Elizabeth M. Ozer, PhD
Professor of Pediatrics
Division of Adolescent and Young Adult Medicine
Research Advisor, National Adolescent and Young Adult Health Information Center
Elizabeth Ozer, PhD serves as Principal Investigator of the Adolescent and Young Adult Health Research Network and Research Advisor for the Adolescent and Young Adult Health National Resource Center. Dr. Ozer is Professor of Pediatrics at the University of California, San Francisco (UCSF), Director of Research Training in Adolescent & Young Adult Medicine, and Director of Research & Evaluation for UCSF’s Office of Diversity and Outreach.

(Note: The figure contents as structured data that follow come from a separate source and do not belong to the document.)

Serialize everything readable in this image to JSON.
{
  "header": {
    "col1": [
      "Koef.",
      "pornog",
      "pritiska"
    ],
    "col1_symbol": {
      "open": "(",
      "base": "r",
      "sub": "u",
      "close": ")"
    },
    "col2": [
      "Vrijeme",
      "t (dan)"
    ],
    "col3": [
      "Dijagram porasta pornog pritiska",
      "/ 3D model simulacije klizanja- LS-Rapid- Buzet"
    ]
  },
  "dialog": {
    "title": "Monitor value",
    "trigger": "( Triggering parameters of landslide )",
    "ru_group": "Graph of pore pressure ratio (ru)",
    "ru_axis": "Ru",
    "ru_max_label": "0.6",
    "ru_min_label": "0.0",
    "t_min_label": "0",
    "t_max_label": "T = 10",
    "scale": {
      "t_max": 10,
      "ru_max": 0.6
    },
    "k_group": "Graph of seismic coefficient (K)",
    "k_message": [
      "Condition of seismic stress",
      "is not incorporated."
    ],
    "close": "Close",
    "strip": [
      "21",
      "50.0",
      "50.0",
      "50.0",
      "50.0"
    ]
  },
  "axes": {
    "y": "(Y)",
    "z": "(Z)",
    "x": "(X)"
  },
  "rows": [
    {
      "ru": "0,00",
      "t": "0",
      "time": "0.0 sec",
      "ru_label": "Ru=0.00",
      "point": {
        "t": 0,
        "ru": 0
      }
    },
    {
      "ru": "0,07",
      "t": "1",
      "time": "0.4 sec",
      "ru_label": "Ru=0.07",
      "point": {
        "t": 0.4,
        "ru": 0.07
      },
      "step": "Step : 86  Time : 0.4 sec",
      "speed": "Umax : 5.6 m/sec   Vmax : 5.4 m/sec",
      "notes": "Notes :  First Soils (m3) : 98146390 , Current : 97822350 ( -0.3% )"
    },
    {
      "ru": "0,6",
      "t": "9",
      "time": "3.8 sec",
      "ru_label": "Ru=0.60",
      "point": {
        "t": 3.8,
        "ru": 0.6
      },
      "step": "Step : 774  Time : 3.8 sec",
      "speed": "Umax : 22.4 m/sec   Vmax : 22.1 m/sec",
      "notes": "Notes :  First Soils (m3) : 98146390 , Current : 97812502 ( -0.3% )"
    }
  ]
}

Dr. Ozer is a psychologist whose research has focused primarily on the health of adolescents, young adults, and women. She has served as either PI or Co-Investigator of multiple grants focused on decreasing adolescent risky behavior, through testing models to increase provider screening and counseling of adolescents in primary care and evaluated the effect of provider screening and counseling on behavior across multiple health risk areas. Recent Agency for Healthcare Research and Quality and National Science Foundation funded research has explored incorporating technology into prevention. A collaboration with computer scientists aims to design and investigate a self-adaptive personalized behavior change system for adolescent preventive health. Dr. Ozer and colleagues have examined ethnic/racial disparities in the delivery of preventive services, rates of depression screening in primary care, and trends in depression, nutrition, and physical activity screening. Recent work has emphasized young adult preventive health care. She has published over 40 articles in the peer-review literature.
At UCSF, Dr. Ozer is Faculty Co-Chair of the Chancellor’s Advisory Committee on the Status of Women and a member of the Campus Council on Climate, Culture and Inclusion. She is the UCSF faculty representative on the UC System-Wide Committee on the Status of Women. She earned her M.A. and Ph.D. at Stanford University, and completed a Clinical Psychology Internship in the Dept. of Child Psychiatry at Stanford, and a National Institute of Mental Health post-doctoral fellowship with a traineeship in Adolescent Medicine at UCSF. In 2007, she served as a visiting professor at the University of Melbourne.